When we went down to Cherokee Lake fishing for small mouth and largemouth, you suggested that we get a guide and fish for Stripers. We took your advice and fished for Stripers and Hybrids using a local guide. The guide definitely put us onto the Stripers and Hybrids, but we found that he was using equipment and techniques that we could not duplicate on our boat ($1000 bait tank for alewife, downriggers and boards, etc.) so while we had 5 hrs of pure bliss, we spent the rest of the week searching for smallmouth and largemouth, and eventually found a few. As a guide on Lake Erie, you probably use special techniques and equipment to get your baits down to the depths you need to reach to put your clients onto the walleye (downriggers, boards, line counter reels, lead or wire lines, etc) , and that is great for those clients who are looking for a morning or afternoon trip to catch their limit. My brother and I are catch and release, and don't want to fish deep because, in summer, most of your catch won't survive being yanked up from deep water. Don't get me wrong, folks who fish deep for their limit are good people and I don't mean to imply that there is anything wrong with that. If I could find a guide who fishes shallow, like we do, I'd do it in a heartbeat, and if you know of someone like that on Lake Cumberland, I'd appreciate the referral. Thanks as always for your help and advice.
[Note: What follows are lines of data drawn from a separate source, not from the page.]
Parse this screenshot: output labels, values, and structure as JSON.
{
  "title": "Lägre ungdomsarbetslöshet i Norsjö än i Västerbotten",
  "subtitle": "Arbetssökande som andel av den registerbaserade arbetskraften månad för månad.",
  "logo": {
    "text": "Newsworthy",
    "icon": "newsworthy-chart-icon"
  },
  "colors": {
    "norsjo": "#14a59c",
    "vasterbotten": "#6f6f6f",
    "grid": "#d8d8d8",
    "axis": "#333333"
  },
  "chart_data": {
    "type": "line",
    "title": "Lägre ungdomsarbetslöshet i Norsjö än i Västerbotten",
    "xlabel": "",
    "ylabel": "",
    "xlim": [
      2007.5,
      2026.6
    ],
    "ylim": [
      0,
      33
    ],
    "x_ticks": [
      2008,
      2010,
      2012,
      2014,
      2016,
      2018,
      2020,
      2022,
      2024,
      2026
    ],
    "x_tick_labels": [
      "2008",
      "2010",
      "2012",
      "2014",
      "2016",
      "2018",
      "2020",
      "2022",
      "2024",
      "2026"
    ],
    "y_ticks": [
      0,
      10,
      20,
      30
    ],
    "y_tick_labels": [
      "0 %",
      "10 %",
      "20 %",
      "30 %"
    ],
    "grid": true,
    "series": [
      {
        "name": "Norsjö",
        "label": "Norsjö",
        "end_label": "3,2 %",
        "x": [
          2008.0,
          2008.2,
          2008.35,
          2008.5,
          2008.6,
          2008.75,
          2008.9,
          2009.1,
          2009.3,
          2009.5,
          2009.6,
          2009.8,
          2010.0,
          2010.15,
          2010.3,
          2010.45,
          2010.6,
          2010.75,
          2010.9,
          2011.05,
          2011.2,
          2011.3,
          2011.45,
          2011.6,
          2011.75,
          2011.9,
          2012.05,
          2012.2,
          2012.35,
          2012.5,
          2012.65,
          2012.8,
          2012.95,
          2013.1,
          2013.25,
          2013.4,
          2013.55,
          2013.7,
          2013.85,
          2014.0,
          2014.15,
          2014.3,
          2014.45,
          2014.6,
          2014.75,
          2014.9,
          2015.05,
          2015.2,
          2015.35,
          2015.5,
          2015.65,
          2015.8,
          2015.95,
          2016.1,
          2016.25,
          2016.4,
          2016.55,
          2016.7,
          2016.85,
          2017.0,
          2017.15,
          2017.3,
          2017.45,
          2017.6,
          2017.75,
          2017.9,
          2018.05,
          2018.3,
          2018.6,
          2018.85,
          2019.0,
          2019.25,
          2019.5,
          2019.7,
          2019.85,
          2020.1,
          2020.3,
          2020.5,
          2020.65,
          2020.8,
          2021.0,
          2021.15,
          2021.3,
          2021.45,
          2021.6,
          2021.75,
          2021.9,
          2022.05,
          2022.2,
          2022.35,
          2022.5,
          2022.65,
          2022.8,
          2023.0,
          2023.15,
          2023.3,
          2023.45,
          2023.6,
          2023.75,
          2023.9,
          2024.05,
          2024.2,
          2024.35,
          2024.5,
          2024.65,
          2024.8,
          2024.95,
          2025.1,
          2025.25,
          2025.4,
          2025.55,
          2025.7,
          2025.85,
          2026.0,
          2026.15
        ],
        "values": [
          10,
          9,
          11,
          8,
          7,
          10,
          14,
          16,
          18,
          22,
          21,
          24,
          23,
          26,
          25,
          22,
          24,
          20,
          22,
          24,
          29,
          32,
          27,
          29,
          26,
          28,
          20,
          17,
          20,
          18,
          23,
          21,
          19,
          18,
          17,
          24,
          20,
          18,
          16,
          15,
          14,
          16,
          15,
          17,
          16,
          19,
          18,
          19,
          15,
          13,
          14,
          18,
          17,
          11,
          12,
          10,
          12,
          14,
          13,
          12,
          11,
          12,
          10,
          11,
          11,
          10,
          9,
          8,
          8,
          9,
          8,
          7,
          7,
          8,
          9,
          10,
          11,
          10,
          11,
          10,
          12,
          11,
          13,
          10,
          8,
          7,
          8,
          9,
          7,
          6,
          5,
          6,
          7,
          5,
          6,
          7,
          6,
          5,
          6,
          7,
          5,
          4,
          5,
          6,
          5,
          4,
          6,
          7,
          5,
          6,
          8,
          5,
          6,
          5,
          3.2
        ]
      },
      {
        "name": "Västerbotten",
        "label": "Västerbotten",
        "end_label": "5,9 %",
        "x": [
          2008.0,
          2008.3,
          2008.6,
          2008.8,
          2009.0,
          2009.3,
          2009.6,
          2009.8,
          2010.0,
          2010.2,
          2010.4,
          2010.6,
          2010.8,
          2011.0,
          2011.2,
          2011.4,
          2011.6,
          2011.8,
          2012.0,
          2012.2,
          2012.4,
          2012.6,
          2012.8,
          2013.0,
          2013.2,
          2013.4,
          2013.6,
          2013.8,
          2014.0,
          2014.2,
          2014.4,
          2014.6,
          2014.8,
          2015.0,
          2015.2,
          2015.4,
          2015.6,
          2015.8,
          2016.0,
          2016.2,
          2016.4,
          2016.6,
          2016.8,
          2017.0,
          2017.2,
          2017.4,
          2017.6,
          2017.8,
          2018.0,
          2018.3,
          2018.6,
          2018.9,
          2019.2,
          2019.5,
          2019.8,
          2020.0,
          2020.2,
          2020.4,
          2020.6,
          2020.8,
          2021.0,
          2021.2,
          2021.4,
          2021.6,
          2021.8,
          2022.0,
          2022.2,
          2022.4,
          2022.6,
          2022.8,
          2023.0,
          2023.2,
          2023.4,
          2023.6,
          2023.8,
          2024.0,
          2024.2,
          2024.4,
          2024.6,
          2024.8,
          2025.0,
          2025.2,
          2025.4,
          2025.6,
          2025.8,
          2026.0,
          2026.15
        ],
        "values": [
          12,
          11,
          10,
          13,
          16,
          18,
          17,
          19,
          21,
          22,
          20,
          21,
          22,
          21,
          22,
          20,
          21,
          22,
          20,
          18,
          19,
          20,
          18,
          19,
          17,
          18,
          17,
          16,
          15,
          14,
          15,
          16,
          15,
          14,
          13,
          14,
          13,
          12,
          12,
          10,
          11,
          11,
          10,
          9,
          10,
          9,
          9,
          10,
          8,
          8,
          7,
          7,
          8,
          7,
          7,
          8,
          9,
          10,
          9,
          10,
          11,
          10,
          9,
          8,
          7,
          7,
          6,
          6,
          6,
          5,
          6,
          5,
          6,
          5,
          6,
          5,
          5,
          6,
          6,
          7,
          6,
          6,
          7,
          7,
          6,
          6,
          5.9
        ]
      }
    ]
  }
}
By the way, we would like to fish for bass and walleye on Lake Erie, do you know of anyone who guides in shallow water


----------



## privateer (Apr 26, 2012)

Talk with the guide in advance of booking and ask about techniques.

On Erie we use mostly the same fishing gear that I used back when i fished for myself with the 18' Alumacraft Trophy. (better quality and dialed in today) Only significant difference is a 6' mast versus the 9' mast and then the size of the boards giving us a much larger spread for the Baha boat - but then it is fishing for 3 people versus 8 or so... but yes, in summer on central basin there are more fish deep than in the shallows. however, i have seen a charter go out casting in late july for walleye in the 20-35'fow. i would not do it myself though... if you want to do that or chase bass on erie, drop me a PM and i can put you in touch with a couple guys. however that is mostly a spring bite.

as for lake cumberland. i know a striper guy but don't personally know others there. i plan to focus on East TN lakes this fall/winter season.

good luck and tight lines!


----------